VIP Oyuncu - Bölüm 110: Son Tatil (2)
Eğer kurtarıcı bir lütuf varsa o da dikkat çekmeyecek bir yerde buluşuyor olmalarıydı.
“Ona binecek miyiz?”
-Çorruk!
Kang Shin-hyuk, Eleanor ve Ejder Şövalyelerini simgeleyen ejder Meloy ile buluşuyordu. Meloy sevinç çığlığı attı ve yanağını yaladı. Dokunulduğunda sertti ama şükürler olsun ki fiziksel durumu bundan zarar görmeyecek kadar yüksekti.
“Hımm, bilmiyorum. Ona aynı anda iki kişinin binmesi mümkün olmalı.” Eleanor, Meloy’un üstüne binerken başını okşadı. Deri bir yelek ve pantolon giymişti ve Wyvern Şövalyeleri’nin kaptanı olduğunu gösteren bir pelerin giymişti. Genel olarak bakıldığında oldukça gösterişli bir figürü vardı.
“…A-sınıfı bir zindan, öyle mi?”
“Gördüğüm kadarıyla bunun altına inmenin bize hiçbir faydası olmayacak.”
“Peki, ne demek istiyorsun…” Kang Shin-hyuk arkasını dönerken onun neden bahsettiğini bilmiyormuş gibi davrandı. Referans olarak, 1. yılın ortalama seviyesi D+ rütbesiydi ve önceki Çaylak Krallarınki de B-derecesiydi. Shinyoung’un eğitiminin desteğine rağmen, B sınıfı bir süper insan, A sınıfı bir kapıya girerse katledilirdi.

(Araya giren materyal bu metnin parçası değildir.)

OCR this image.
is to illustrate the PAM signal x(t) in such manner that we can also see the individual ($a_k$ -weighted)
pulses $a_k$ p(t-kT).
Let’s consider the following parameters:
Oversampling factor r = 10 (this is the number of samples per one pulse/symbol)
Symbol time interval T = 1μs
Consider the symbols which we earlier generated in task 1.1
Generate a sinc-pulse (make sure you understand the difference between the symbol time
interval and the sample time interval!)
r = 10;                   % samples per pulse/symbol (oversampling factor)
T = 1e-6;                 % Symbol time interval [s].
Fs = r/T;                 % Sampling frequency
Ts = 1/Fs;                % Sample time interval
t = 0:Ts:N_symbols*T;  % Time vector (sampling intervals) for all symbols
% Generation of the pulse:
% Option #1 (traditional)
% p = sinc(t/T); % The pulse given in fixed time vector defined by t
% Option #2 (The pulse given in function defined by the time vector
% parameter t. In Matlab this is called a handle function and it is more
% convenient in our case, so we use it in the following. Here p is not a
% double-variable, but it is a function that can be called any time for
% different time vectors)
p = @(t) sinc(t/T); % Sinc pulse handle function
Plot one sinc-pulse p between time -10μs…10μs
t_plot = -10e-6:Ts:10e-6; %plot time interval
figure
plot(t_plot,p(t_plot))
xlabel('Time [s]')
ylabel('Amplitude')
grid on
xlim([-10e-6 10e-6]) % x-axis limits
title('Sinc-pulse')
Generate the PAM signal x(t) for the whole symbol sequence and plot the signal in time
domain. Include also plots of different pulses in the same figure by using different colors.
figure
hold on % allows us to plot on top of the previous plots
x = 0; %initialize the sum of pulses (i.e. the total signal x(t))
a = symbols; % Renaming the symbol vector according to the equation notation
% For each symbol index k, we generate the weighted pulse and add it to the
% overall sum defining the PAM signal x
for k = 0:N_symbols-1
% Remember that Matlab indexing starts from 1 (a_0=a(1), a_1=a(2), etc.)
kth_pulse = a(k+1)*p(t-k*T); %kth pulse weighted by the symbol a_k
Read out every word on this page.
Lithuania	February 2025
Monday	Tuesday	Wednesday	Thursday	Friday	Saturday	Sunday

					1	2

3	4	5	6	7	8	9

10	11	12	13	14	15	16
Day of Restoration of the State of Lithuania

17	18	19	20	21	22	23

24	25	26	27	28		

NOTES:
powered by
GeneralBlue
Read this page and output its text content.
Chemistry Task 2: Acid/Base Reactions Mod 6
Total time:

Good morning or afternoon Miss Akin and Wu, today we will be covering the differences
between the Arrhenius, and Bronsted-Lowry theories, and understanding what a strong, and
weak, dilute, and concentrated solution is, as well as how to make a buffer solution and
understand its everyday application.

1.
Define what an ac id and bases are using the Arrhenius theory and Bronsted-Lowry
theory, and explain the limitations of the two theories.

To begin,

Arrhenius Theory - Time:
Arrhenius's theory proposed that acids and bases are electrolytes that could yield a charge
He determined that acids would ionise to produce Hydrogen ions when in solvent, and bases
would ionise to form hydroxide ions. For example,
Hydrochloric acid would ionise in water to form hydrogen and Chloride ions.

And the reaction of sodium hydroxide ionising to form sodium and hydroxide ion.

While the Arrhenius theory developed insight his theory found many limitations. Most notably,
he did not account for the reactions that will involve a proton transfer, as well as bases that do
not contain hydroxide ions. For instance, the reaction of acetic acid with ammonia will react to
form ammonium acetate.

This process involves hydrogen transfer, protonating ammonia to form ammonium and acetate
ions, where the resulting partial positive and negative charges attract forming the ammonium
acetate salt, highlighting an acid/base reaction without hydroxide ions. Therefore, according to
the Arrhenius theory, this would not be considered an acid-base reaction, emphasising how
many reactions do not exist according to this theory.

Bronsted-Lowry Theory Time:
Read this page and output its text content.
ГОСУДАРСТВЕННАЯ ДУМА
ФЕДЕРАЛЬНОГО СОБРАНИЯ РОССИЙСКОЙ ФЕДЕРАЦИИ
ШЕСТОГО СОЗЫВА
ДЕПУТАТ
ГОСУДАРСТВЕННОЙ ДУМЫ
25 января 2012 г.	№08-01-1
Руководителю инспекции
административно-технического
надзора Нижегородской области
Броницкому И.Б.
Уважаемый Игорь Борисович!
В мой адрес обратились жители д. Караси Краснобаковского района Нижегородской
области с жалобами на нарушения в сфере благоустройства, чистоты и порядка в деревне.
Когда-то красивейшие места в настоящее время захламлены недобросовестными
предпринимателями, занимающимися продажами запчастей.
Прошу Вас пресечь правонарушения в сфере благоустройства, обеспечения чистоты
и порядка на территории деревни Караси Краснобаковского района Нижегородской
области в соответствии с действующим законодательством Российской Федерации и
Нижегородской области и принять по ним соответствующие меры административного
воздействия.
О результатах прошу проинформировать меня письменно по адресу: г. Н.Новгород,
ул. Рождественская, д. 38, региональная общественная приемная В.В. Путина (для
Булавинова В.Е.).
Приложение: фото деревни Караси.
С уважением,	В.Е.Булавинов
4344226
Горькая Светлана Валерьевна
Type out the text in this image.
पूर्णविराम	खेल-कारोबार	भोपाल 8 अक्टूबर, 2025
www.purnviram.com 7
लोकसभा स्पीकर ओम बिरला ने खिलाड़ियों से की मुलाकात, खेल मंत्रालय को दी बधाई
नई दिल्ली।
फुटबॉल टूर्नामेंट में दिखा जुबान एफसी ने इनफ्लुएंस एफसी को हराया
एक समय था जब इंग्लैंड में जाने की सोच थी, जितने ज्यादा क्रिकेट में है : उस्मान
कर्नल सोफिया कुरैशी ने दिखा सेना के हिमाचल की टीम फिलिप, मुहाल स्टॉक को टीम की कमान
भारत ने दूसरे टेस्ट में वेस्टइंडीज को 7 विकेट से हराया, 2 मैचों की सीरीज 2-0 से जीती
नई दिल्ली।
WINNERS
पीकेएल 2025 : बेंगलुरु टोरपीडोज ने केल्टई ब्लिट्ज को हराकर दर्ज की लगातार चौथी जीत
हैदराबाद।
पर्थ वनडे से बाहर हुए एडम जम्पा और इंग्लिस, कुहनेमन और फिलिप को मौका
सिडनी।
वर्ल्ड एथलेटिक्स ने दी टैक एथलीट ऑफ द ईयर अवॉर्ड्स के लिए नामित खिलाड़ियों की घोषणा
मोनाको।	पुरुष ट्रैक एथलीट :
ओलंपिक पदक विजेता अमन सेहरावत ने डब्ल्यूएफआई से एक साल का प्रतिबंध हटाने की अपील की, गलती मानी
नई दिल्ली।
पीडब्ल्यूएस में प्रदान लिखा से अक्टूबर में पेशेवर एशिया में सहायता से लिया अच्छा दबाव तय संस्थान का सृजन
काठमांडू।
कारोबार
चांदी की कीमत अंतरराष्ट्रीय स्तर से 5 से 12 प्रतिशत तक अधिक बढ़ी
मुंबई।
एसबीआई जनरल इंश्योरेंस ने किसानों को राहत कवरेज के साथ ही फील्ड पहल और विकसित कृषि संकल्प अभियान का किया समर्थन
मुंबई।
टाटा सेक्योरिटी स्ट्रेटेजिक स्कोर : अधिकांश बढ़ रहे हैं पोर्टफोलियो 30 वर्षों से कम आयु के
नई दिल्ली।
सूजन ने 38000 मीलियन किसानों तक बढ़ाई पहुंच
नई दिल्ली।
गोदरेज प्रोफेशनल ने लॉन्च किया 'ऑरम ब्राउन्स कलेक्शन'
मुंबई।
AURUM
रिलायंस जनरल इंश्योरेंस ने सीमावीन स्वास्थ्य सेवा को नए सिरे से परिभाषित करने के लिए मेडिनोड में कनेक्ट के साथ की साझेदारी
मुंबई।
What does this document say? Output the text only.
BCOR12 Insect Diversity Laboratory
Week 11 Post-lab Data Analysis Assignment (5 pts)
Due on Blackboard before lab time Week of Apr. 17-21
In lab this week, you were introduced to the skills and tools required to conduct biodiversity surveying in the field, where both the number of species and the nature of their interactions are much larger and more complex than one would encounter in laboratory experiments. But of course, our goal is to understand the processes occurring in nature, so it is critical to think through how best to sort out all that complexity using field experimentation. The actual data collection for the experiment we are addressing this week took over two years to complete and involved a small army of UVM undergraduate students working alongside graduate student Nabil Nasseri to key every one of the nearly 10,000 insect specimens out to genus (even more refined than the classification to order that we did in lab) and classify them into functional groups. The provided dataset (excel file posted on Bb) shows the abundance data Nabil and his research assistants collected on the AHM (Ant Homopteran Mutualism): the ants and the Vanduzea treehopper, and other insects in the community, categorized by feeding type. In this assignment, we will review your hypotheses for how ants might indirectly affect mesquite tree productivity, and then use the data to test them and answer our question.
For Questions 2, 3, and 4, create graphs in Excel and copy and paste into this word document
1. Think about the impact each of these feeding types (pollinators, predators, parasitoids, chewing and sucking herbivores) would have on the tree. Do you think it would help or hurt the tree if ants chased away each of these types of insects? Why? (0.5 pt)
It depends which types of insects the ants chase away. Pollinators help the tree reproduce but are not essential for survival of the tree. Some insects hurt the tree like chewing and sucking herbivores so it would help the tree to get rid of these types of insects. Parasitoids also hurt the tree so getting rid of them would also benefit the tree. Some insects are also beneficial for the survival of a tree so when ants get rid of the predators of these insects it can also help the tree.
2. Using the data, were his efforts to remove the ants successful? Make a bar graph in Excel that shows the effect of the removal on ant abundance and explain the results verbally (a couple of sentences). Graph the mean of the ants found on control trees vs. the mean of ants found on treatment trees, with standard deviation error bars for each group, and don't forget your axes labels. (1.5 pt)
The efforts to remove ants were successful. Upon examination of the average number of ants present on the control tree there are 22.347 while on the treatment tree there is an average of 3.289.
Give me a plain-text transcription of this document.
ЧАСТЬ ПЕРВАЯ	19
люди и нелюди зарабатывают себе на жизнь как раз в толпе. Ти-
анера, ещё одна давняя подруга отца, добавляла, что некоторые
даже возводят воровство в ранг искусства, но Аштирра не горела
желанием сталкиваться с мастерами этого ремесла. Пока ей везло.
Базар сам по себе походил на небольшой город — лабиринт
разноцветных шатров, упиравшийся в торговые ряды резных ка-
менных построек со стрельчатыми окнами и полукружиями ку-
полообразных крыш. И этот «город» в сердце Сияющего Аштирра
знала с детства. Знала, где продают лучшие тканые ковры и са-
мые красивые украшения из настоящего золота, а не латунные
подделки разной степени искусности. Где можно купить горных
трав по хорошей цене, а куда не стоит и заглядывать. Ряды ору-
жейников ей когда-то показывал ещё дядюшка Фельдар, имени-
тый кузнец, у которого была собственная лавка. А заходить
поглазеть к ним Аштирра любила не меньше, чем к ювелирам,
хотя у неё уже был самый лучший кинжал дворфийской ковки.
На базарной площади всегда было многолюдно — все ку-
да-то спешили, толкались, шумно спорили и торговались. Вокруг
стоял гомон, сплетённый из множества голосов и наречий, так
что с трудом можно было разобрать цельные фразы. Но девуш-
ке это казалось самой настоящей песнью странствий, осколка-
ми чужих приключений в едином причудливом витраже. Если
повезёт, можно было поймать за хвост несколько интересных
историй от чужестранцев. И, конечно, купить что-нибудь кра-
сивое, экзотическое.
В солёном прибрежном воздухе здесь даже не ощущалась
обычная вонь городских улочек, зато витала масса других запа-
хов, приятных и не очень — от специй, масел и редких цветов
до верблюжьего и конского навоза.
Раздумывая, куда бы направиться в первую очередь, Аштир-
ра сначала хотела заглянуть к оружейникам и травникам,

“Bunu saklamana gerek olduğunu düşünmüyorum. Çok güzeldi…”
“O halde gidelim!” Onu zorla kesti ve Meloy’un sırtına tırmandı. Shin-hyuk tarafından yenilenen eyerde iki kişiye yetecek kadar yer vardı.
“Belime tutun.”
“Denge duygum kötü değil mi…?!” Meloy, Eleanor’a sert bir karşılık vermeye çalışırken dikey olarak ayağa kalktı. Düşmeden hemen önce dengesini bulmayı başardı. Aslında şimdi vücuduna çarpan rüzgar canlandırıcı hissettiriyordu.
“Dayanmayacak mısın?”
“Ben bir Çaylak Kralım, bu minimumdur.” S Seviye Rüzgar Ustalığı olmadan bunun mümkün olmayacağı gerçeğini görmezden gelmeye karar verdi. Duruşunu düzeltirken vücudunun etrafındaki hava akışını ayarlamak için bunu kullandı. Meloy, zindana doğru yola çıkmadan önce Eleanor’un teşvikiyle yüz metre yukarıya tırmandı.
“Karen bana bunu denememi söyledi.”
“Ha.” Eleanor gerçekten dürüsttü. Sonrası için hazırlanmak üzere Karen’a bir mesaj gönderdi.
“Sana Douglas Payne’e güvenmeni söylemiştim, bana değil.”
“O kişiden nefret ediyorum.”
“Senin için neredeyse her şeyi yapardı.”
“Reddediyorum.”
“Anlıyorum…” Kang Shin-hyuk, aklından boş bir düşünce geçtiğinde kimsenin onları görememesini umarak uçarken aşağıya baktı.
“Böyle uçman sorun değil mi?”
“Hayır, uçma iznim var.”
“İzne mi ihtiyacın vardı?!” Herhangi bir eserle, sihirli aletle veya evcilleştirilmiş canavarla uçmak için uluslararası bir lisans gerekiyordu. Eğer varsa, önceden haber verdiğiniz sürece istediğiniz kadar uçabilirsiniz.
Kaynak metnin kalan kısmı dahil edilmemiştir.